L’inaction de la ministre de la Transition énergétique est dans le viseur de plusieurs conseillers. Ils reprochent notamment à Agnès Pannier-Runacher, touchée par le Covid depuis dimanche, de ne pas avoir fait passer le message dans le week-end d’un gouvernement au volant pour éviter la sortie de route. « La réunion de crise de lundi à Matignon était pensée depuis deux jours. Pourtant, on en trouve aucune trace dans les journaux ce week-end », peste une conseillère.

Du côté du ministère de la Transition énergétique, on se défend vigoureusement. « Les mesures opérationnelles ont été prises très rapidement, comme la libération des stocks stratégiques de l’Etat. La ministre était en déplacement dans le Pas-de-Calais jeudi et vendredi, en réunion avec les préfets sur ces sujets, et devant la presse, elle a expliqué les mesures prises ». Testée positive samedi au Covid-19, Agnès Pannier-Runacher s’est ensuite isolée mais « elle agit » et « est en lien permanent avec les organisations syndicales et les dirigeants des deux entreprises », à savoir TotalEnergies et Esso-ExxonMobil. « Elle est celle qui s’est le plus exprimée », argue encore son entourage, citant notamment une interview à BFMTV dimanche et un entretien avec La Voix du Nord lundi. 

Un conseiller ministériel assure néanmoins avoir alerté les services de Matignon dès ce week-end des dérapages qui remontaient du terrain. La Première ministre, alors en déplacement en Algérie avec la moitié du gouvernement, a bien annoncé depuis Alger son intention de puiser dans les stocks stratégiques de carburant, mais n’a pas réellement calmé les esprits. « Nous suivons la situation depuis la semaine dernière de très près et nous avons décidé de convoquer une réunion au retour de la Première ministre d’Alger dès dimanche », se défend l’entourage de la cheffe du gouvernement.

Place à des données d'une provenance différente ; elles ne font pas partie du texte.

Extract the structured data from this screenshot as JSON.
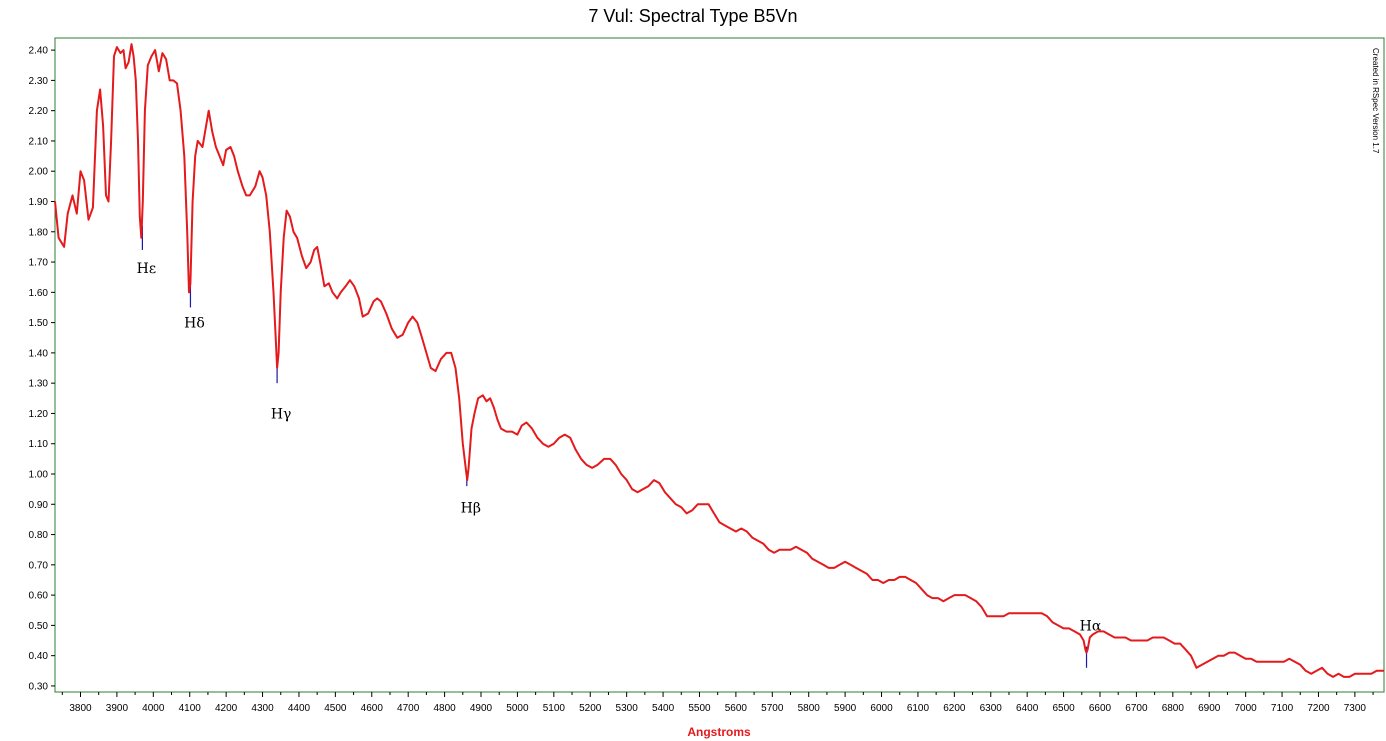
{
  "chart_data": {
    "type": "line",
    "title": "7 Vul: Spectral Type B5Vn",
    "xlabel": "Angstroms",
    "ylabel": "",
    "xlim": [
      3730,
      7380
    ],
    "ylim": [
      0.28,
      2.44
    ],
    "x_ticks": [
      3800,
      3900,
      4000,
      4100,
      4200,
      4300,
      4400,
      4500,
      4600,
      4700,
      4800,
      4900,
      5000,
      5100,
      5200,
      5300,
      5400,
      5500,
      5600,
      5700,
      5800,
      5900,
      6000,
      6100,
      6200,
      6300,
      6400,
      6500,
      6600,
      6700,
      6800,
      6900,
      7000,
      7100,
      7200,
      7300
    ],
    "y_ticks": [
      "2.40",
      "2.30",
      "2.20",
      "2.10",
      "2.00",
      "1.90",
      "1.80",
      "1.70",
      "1.60",
      "1.50",
      "1.40",
      "1.30",
      "1.20",
      "1.10",
      "1.00",
      "0.90",
      "0.80",
      "0.70",
      "0.60",
      "0.50",
      "0.40",
      "0.30"
    ],
    "watermark": "Created in RSpec Version 1.7",
    "colors": {
      "line": "#e41a1c",
      "marker": "#1a1aa8",
      "frame": "#2e7d32",
      "xlabel": "#e41a1c"
    },
    "series": [
      {
        "points": [
          [
            3730,
            1.9
          ],
          [
            3740,
            1.78
          ],
          [
            3755,
            1.75
          ],
          [
            3765,
            1.86
          ],
          [
            3778,
            1.92
          ],
          [
            3790,
            1.86
          ],
          [
            3800,
            2.0
          ],
          [
            3810,
            1.97
          ],
          [
            3822,
            1.84
          ],
          [
            3834,
            1.88
          ],
          [
            3845,
            2.2
          ],
          [
            3854,
            2.27
          ],
          [
            3862,
            2.15
          ],
          [
            3870,
            1.92
          ],
          [
            3877,
            1.9
          ],
          [
            3884,
            2.1
          ],
          [
            3892,
            2.38
          ],
          [
            3900,
            2.41
          ],
          [
            3910,
            2.39
          ],
          [
            3918,
            2.4
          ],
          [
            3924,
            2.34
          ],
          [
            3932,
            2.36
          ],
          [
            3940,
            2.42
          ],
          [
            3946,
            2.38
          ],
          [
            3952,
            2.3
          ],
          [
            3958,
            2.1
          ],
          [
            3963,
            1.85
          ],
          [
            3967,
            1.78
          ],
          [
            3971,
            1.9
          ],
          [
            3977,
            2.2
          ],
          [
            3985,
            2.35
          ],
          [
            3995,
            2.38
          ],
          [
            4005,
            2.4
          ],
          [
            4015,
            2.33
          ],
          [
            4025,
            2.39
          ],
          [
            4035,
            2.37
          ],
          [
            4045,
            2.3
          ],
          [
            4055,
            2.3
          ],
          [
            4065,
            2.29
          ],
          [
            4075,
            2.2
          ],
          [
            4085,
            2.05
          ],
          [
            4093,
            1.8
          ],
          [
            4098,
            1.6
          ],
          [
            4102,
            1.63
          ],
          [
            4108,
            1.9
          ],
          [
            4115,
            2.05
          ],
          [
            4122,
            2.1
          ],
          [
            4135,
            2.08
          ],
          [
            4145,
            2.15
          ],
          [
            4152,
            2.2
          ],
          [
            4162,
            2.13
          ],
          [
            4172,
            2.08
          ],
          [
            4182,
            2.05
          ],
          [
            4192,
            2.02
          ],
          [
            4200,
            2.07
          ],
          [
            4212,
            2.08
          ],
          [
            4222,
            2.05
          ],
          [
            4232,
            2.0
          ],
          [
            4245,
            1.95
          ],
          [
            4255,
            1.92
          ],
          [
            4265,
            1.92
          ],
          [
            4280,
            1.95
          ],
          [
            4292,
            2.0
          ],
          [
            4300,
            1.98
          ],
          [
            4310,
            1.92
          ],
          [
            4320,
            1.8
          ],
          [
            4330,
            1.6
          ],
          [
            4336,
            1.45
          ],
          [
            4340,
            1.35
          ],
          [
            4344,
            1.4
          ],
          [
            4350,
            1.6
          ],
          [
            4358,
            1.78
          ],
          [
            4366,
            1.87
          ],
          [
            4375,
            1.85
          ],
          [
            4385,
            1.8
          ],
          [
            4395,
            1.78
          ],
          [
            4408,
            1.72
          ],
          [
            4420,
            1.68
          ],
          [
            4432,
            1.7
          ],
          [
            4442,
            1.74
          ],
          [
            4450,
            1.75
          ],
          [
            4458,
            1.7
          ],
          [
            4470,
            1.62
          ],
          [
            4482,
            1.63
          ],
          [
            4492,
            1.6
          ],
          [
            4505,
            1.58
          ],
          [
            4515,
            1.6
          ],
          [
            4528,
            1.62
          ],
          [
            4540,
            1.64
          ],
          [
            4552,
            1.62
          ],
          [
            4565,
            1.58
          ],
          [
            4575,
            1.52
          ],
          [
            4590,
            1.53
          ],
          [
            4605,
            1.57
          ],
          [
            4615,
            1.58
          ],
          [
            4625,
            1.57
          ],
          [
            4640,
            1.53
          ],
          [
            4655,
            1.48
          ],
          [
            4670,
            1.45
          ],
          [
            4685,
            1.46
          ],
          [
            4700,
            1.5
          ],
          [
            4712,
            1.52
          ],
          [
            4725,
            1.5
          ],
          [
            4738,
            1.45
          ],
          [
            4750,
            1.4
          ],
          [
            4762,
            1.35
          ],
          [
            4775,
            1.34
          ],
          [
            4790,
            1.38
          ],
          [
            4805,
            1.4
          ],
          [
            4818,
            1.4
          ],
          [
            4830,
            1.35
          ],
          [
            4840,
            1.25
          ],
          [
            4850,
            1.1
          ],
          [
            4858,
            1.02
          ],
          [
            4862,
            0.98
          ],
          [
            4866,
            1.02
          ],
          [
            4874,
            1.15
          ],
          [
            4882,
            1.2
          ],
          [
            4892,
            1.25
          ],
          [
            4905,
            1.26
          ],
          [
            4915,
            1.24
          ],
          [
            4925,
            1.25
          ],
          [
            4935,
            1.22
          ],
          [
            4945,
            1.18
          ],
          [
            4955,
            1.15
          ],
          [
            4970,
            1.14
          ],
          [
            4985,
            1.14
          ],
          [
            5000,
            1.13
          ],
          [
            5012,
            1.16
          ],
          [
            5025,
            1.17
          ],
          [
            5040,
            1.15
          ],
          [
            5055,
            1.12
          ],
          [
            5070,
            1.1
          ],
          [
            5085,
            1.09
          ],
          [
            5100,
            1.1
          ],
          [
            5115,
            1.12
          ],
          [
            5130,
            1.13
          ],
          [
            5145,
            1.12
          ],
          [
            5160,
            1.08
          ],
          [
            5175,
            1.05
          ],
          [
            5190,
            1.03
          ],
          [
            5205,
            1.02
          ],
          [
            5220,
            1.03
          ],
          [
            5238,
            1.05
          ],
          [
            5255,
            1.05
          ],
          [
            5270,
            1.03
          ],
          [
            5285,
            1.0
          ],
          [
            5300,
            0.98
          ],
          [
            5315,
            0.95
          ],
          [
            5330,
            0.94
          ],
          [
            5345,
            0.95
          ],
          [
            5360,
            0.96
          ],
          [
            5375,
            0.98
          ],
          [
            5390,
            0.97
          ],
          [
            5405,
            0.94
          ],
          [
            5420,
            0.92
          ],
          [
            5435,
            0.9
          ],
          [
            5450,
            0.89
          ],
          [
            5465,
            0.87
          ],
          [
            5480,
            0.88
          ],
          [
            5495,
            0.9
          ],
          [
            5510,
            0.9
          ],
          [
            5525,
            0.9
          ],
          [
            5540,
            0.87
          ],
          [
            5555,
            0.84
          ],
          [
            5570,
            0.83
          ],
          [
            5585,
            0.82
          ],
          [
            5600,
            0.81
          ],
          [
            5615,
            0.82
          ],
          [
            5630,
            0.81
          ],
          [
            5645,
            0.79
          ],
          [
            5660,
            0.78
          ],
          [
            5675,
            0.77
          ],
          [
            5690,
            0.75
          ],
          [
            5705,
            0.74
          ],
          [
            5720,
            0.75
          ],
          [
            5735,
            0.75
          ],
          [
            5750,
            0.75
          ],
          [
            5765,
            0.76
          ],
          [
            5780,
            0.75
          ],
          [
            5795,
            0.74
          ],
          [
            5810,
            0.72
          ],
          [
            5825,
            0.71
          ],
          [
            5840,
            0.7
          ],
          [
            5855,
            0.69
          ],
          [
            5870,
            0.69
          ],
          [
            5885,
            0.7
          ],
          [
            5900,
            0.71
          ],
          [
            5915,
            0.7
          ],
          [
            5930,
            0.69
          ],
          [
            5945,
            0.68
          ],
          [
            5960,
            0.67
          ],
          [
            5975,
            0.65
          ],
          [
            5990,
            0.65
          ],
          [
            6005,
            0.64
          ],
          [
            6020,
            0.65
          ],
          [
            6035,
            0.65
          ],
          [
            6050,
            0.66
          ],
          [
            6065,
            0.66
          ],
          [
            6080,
            0.65
          ],
          [
            6095,
            0.64
          ],
          [
            6110,
            0.62
          ],
          [
            6125,
            0.6
          ],
          [
            6140,
            0.59
          ],
          [
            6155,
            0.59
          ],
          [
            6170,
            0.58
          ],
          [
            6185,
            0.59
          ],
          [
            6200,
            0.6
          ],
          [
            6215,
            0.6
          ],
          [
            6230,
            0.6
          ],
          [
            6245,
            0.59
          ],
          [
            6260,
            0.58
          ],
          [
            6275,
            0.56
          ],
          [
            6290,
            0.53
          ],
          [
            6305,
            0.53
          ],
          [
            6320,
            0.53
          ],
          [
            6335,
            0.53
          ],
          [
            6350,
            0.54
          ],
          [
            6365,
            0.54
          ],
          [
            6380,
            0.54
          ],
          [
            6395,
            0.54
          ],
          [
            6410,
            0.54
          ],
          [
            6425,
            0.54
          ],
          [
            6440,
            0.54
          ],
          [
            6455,
            0.53
          ],
          [
            6470,
            0.51
          ],
          [
            6485,
            0.5
          ],
          [
            6500,
            0.49
          ],
          [
            6515,
            0.49
          ],
          [
            6530,
            0.48
          ],
          [
            6545,
            0.47
          ],
          [
            6555,
            0.45
          ],
          [
            6560,
            0.42
          ],
          [
            6563,
            0.41
          ],
          [
            6566,
            0.42
          ],
          [
            6572,
            0.46
          ],
          [
            6580,
            0.47
          ],
          [
            6595,
            0.48
          ],
          [
            6610,
            0.48
          ],
          [
            6625,
            0.47
          ],
          [
            6640,
            0.46
          ],
          [
            6655,
            0.46
          ],
          [
            6670,
            0.46
          ],
          [
            6685,
            0.45
          ],
          [
            6700,
            0.45
          ],
          [
            6715,
            0.45
          ],
          [
            6730,
            0.45
          ],
          [
            6745,
            0.46
          ],
          [
            6760,
            0.46
          ],
          [
            6775,
            0.46
          ],
          [
            6790,
            0.45
          ],
          [
            6805,
            0.44
          ],
          [
            6820,
            0.44
          ],
          [
            6835,
            0.42
          ],
          [
            6850,
            0.4
          ],
          [
            6865,
            0.36
          ],
          [
            6880,
            0.37
          ],
          [
            6895,
            0.38
          ],
          [
            6910,
            0.39
          ],
          [
            6925,
            0.4
          ],
          [
            6940,
            0.4
          ],
          [
            6955,
            0.41
          ],
          [
            6970,
            0.41
          ],
          [
            6985,
            0.4
          ],
          [
            7000,
            0.39
          ],
          [
            7015,
            0.39
          ],
          [
            7030,
            0.38
          ],
          [
            7045,
            0.38
          ],
          [
            7060,
            0.38
          ],
          [
            7075,
            0.38
          ],
          [
            7090,
            0.38
          ],
          [
            7105,
            0.38
          ],
          [
            7120,
            0.39
          ],
          [
            7135,
            0.38
          ],
          [
            7150,
            0.37
          ],
          [
            7165,
            0.35
          ],
          [
            7180,
            0.34
          ],
          [
            7195,
            0.35
          ],
          [
            7210,
            0.36
          ],
          [
            7225,
            0.34
          ],
          [
            7240,
            0.33
          ],
          [
            7255,
            0.34
          ],
          [
            7270,
            0.33
          ],
          [
            7285,
            0.33
          ],
          [
            7300,
            0.34
          ],
          [
            7315,
            0.34
          ],
          [
            7330,
            0.34
          ],
          [
            7345,
            0.34
          ],
          [
            7360,
            0.35
          ],
          [
            7380,
            0.35
          ]
        ]
      }
    ],
    "annotations": [
      {
        "label": "Hε",
        "x": 3970,
        "y_top": 1.82,
        "y_bottom": 1.74,
        "label_y": 1.68
      },
      {
        "label": "Hδ",
        "x": 4102,
        "y_top": 1.64,
        "y_bottom": 1.55,
        "label_y": 1.5
      },
      {
        "label": "Hγ",
        "x": 4340,
        "y_top": 1.38,
        "y_bottom": 1.3,
        "label_y": 1.2
      },
      {
        "label": "Hβ",
        "x": 4861,
        "y_top": 1.01,
        "y_bottom": 0.96,
        "label_y": 0.89
      },
      {
        "label": "Hα",
        "x": 6563,
        "y_top": 0.43,
        "y_bottom": 0.36,
        "label_y": 0.5
      }
    ]
  }
}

Reste que l’image de l’exécutif peut s’en trouver affaiblie. « Borne a perdu six points dans les sondages [selon le tableau de bord Ifop-Fiducial pour Paris Match]. Si ça continue, on va avoir du Paic citron sur le toboggan. Elle va glisser très vite », s’inquiète un conseiller. Pour reprendre la main, le gouvernement compte désormais sur Emmanuel Macron, qui participe mercredi soir à la nouvelle émission politique de France 2. « A voir comment le président peut débunker tout ça ce [mercredi] soir, sachant qu’il voulait, j’imagine, se concentrer sur l’Ukraine », observe un conseiller. Le chef de l’Etat, comme son gouvernement, espère désormais clore le chapitre carburant au plus vite.